Conflicts around the world over land, water, and natural resources are happening more and more frequently. They are also more and more serious, and concern at the same time:
access to resources; and
recognition and management of the rights of the different individual and collective – as well as private and public – actors.
The part of the ‘common good’ that is the land – soils, forests, water and maritime resources – is not sufficiently recognised.
It is also less and less well-managed, because of inadequate policies at the local, national, and/or supranational level. The privatisation of resources is often presented as the only viable alternative.
The deficiency in the policies that manage the common good results in a navigation to view at the global level, of which the consequences – because of their size and irreversibility –are dramatic:
- Hundreds of millions of peasant producers are marginalised and ruined on all five continents.
The gap between the poorest and richest grows ever larger and becomes more and more important.
Hunger and malnutrition continue to affect hundreds of millions of human beings.
Forests and biodiversity are disappearing forever.
The ocean’s resources can no longer recover from overfishing.
Water, as well as being a strategic and rare resource, is threatened by pollution is becoming the source of disputes and wars.
Ecological and social balances break down.Local knowledge is lost forever, and some millennial cultures die.
All of the planet’s natural resources are in danger. More and more serious threats jeopardise democracy and peace in the world. We are in the middle of a major crisis of governance.
| What do we mean by governance ?|
| Gouvernance is an Old French word that refers to the art of governing. It shares its Latin root with the word ‘rudder’ – gouvernail in French, the part that steers a ship. The term has become fashionable through the use of the American term ‘governance’ –first used to designate the set of techniques of organisation and management of businesses (corporate governance). Then the World Bank, the IMF and the European Union began to use it to refer to public business, but this time in the context of imposing neoliberal policies. The word and its use have caused a lot of debate, because promoters of ‘good governance’ very often tended to back a process of weakening states and their redistributive functions in order to subordinate political logic to the liberal economy’s logic.
We chose to use it anyway, however – and to use Pierre Calame’s definition – partly because it includes better than any other term the various notions of rights, politics, institutions and management, but also because it refers to the way things operate, to the representations[not sure what you mean here], and to the organisations of the different social actors. It refers to the interactions between the state and society and enables one to look more widely and deeply at social rules. The place and role of society’s different actors in the definition of the rules and policies and their application are therefore fundamental (English-speakers call this notion ‘empowerment’). What we mean by governance corresponds therefore neither to the original definition, nor to the more recent conceptions promoted by business or international financials institutions.

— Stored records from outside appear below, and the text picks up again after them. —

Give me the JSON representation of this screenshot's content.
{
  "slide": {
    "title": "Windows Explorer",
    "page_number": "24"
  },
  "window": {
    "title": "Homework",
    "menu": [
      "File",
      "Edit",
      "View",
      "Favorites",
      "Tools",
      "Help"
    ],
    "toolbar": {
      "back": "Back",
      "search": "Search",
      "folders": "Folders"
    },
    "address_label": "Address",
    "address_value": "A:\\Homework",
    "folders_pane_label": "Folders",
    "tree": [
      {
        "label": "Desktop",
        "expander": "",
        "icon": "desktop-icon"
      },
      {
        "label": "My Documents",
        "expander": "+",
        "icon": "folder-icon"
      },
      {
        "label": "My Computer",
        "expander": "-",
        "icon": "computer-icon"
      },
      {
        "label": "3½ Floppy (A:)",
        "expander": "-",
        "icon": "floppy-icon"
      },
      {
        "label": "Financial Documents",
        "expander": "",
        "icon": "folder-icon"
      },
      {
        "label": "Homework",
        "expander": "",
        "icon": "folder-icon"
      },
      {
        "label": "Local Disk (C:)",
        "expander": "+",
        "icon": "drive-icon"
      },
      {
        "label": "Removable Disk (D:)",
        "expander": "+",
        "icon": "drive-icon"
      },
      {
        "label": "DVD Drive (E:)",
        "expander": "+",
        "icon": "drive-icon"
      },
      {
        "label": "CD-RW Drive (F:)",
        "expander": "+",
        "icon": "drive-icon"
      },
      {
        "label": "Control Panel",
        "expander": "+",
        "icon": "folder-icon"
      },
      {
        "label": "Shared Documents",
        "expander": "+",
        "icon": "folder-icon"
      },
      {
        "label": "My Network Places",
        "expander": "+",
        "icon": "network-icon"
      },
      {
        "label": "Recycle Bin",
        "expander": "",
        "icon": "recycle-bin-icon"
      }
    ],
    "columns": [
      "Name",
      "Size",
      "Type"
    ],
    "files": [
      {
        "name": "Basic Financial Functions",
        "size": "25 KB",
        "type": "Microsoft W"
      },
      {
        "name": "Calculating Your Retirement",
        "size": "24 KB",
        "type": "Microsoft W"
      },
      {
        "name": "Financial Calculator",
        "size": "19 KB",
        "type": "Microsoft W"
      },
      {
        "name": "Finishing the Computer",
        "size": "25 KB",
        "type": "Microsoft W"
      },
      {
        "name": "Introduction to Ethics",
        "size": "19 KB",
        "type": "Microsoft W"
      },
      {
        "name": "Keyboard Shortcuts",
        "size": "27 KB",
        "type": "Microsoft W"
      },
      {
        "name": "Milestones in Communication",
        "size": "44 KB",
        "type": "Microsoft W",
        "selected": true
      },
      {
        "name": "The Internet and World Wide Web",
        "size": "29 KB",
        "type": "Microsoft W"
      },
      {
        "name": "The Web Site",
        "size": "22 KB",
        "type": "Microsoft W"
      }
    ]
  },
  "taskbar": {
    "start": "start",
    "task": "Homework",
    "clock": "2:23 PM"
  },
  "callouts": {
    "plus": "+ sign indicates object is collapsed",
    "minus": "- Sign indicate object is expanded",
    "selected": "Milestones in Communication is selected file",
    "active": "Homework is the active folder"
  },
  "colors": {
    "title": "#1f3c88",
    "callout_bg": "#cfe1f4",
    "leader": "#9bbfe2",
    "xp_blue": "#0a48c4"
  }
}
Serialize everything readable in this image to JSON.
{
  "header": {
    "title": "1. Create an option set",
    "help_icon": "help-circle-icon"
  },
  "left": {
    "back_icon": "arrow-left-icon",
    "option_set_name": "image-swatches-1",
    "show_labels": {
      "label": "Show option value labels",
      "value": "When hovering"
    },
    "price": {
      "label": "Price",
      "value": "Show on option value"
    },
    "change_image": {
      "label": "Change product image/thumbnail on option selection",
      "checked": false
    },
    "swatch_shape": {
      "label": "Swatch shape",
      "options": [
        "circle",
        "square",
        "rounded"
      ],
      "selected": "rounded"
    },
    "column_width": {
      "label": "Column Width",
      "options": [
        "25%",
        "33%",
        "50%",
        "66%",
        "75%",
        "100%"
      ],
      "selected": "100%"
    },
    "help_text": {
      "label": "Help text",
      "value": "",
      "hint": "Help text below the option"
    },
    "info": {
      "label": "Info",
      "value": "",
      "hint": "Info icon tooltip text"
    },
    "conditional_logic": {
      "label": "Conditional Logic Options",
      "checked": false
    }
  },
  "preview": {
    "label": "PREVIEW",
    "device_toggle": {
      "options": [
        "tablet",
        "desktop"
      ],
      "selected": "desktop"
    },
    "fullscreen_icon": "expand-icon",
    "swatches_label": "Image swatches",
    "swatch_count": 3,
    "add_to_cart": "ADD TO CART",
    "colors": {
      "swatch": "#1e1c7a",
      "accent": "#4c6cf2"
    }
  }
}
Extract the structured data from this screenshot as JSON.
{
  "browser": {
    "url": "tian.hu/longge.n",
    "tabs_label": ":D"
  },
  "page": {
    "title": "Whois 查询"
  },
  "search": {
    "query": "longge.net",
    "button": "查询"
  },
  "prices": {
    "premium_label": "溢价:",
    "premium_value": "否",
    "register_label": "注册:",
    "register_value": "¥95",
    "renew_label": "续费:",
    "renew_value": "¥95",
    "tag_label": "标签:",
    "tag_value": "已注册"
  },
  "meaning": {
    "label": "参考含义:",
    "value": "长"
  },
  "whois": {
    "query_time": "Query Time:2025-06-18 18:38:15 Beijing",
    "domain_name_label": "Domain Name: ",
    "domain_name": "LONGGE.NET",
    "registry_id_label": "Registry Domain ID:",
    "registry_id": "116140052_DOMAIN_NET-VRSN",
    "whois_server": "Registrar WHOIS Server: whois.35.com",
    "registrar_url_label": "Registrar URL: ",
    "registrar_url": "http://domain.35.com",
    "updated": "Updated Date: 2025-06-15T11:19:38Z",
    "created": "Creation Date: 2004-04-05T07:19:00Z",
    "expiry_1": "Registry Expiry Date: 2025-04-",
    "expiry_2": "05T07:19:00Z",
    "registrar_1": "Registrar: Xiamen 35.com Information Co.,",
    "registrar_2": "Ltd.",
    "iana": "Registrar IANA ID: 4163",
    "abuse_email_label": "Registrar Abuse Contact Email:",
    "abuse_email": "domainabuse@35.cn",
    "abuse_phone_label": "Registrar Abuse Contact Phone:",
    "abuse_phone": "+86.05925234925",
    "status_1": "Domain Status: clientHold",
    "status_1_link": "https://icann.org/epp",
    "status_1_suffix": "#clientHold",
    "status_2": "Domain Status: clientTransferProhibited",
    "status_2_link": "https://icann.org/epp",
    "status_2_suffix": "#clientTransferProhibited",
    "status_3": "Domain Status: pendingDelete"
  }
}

The meaning of governance that we subscribe to can be applied in many ways at all levels: local, urban, territorial, European, and global governance. It can also apply to particular spheres: governance of natural resources, of land, of the ocean’s resources, of water. It encourages diverse thinking and allows a dialectic vision: there is not only one model of governance, but multiple ‘systems of governance’ that are constantly evolving. For this reason universally applicable development ‘recipes’ are forbidden, but at the same time there are some significant principles that are common to all situations.
To learn more about governance, read Pierre Calame, La démocratie en miettes, pour une révolution de la gouvernance, Charles Leopold Mayer (ed), Descartes & Co., Paris, 2003. The French version is downloadable from the Editions Charles Leopold Mayer website, and will soon be translated into English. (See page with links)
The disastrous consequences of the bad management of land and natural resources around the world means that we now need to look differently at these issues. Concepts that seemed natural and universal to us – such as owning land – and references to the market – either to regret its imperfections or to wish its disappearance – are no longer sufficient or appropriate. When it comes to the governance of land and natural resources, a new explanation is needed, along with a new management system.
A lot of information on these issues is available in libraries or on the internet, but it is widely dispersed, contradictory, and very difficult to use. To be able to make good use of this material, we need:
access to good syntheses of existing material;
to compare experiences and place them in their social, geographical and historic contexts;
to communicate in several languages, because translations are still rare;
and a lot of time and sufficient resources.
The current serious governance crisis shows that governments and international institutions don’t adjust quickly enough. They have trouble thinking deeply about the issues, and often don’t truly take into account the interests of all of society’s different groups.
From now on, civil society’s contributions are indispensable. Access to such work is far from the grasp of the immense majority of civil society, both people and organisations. Yet, these are the people who make history through their struggles, their experiments and their proposals. Because they are so often facing crisis situations, their priority is survival. Finding and building the new elements with which to construct alternatives will not be easy. And it is particularly difficult to overstep the limits of your own culture, of your own continent. This constraint can produce standardised ideological visions, which can be dangerous and counterproductive.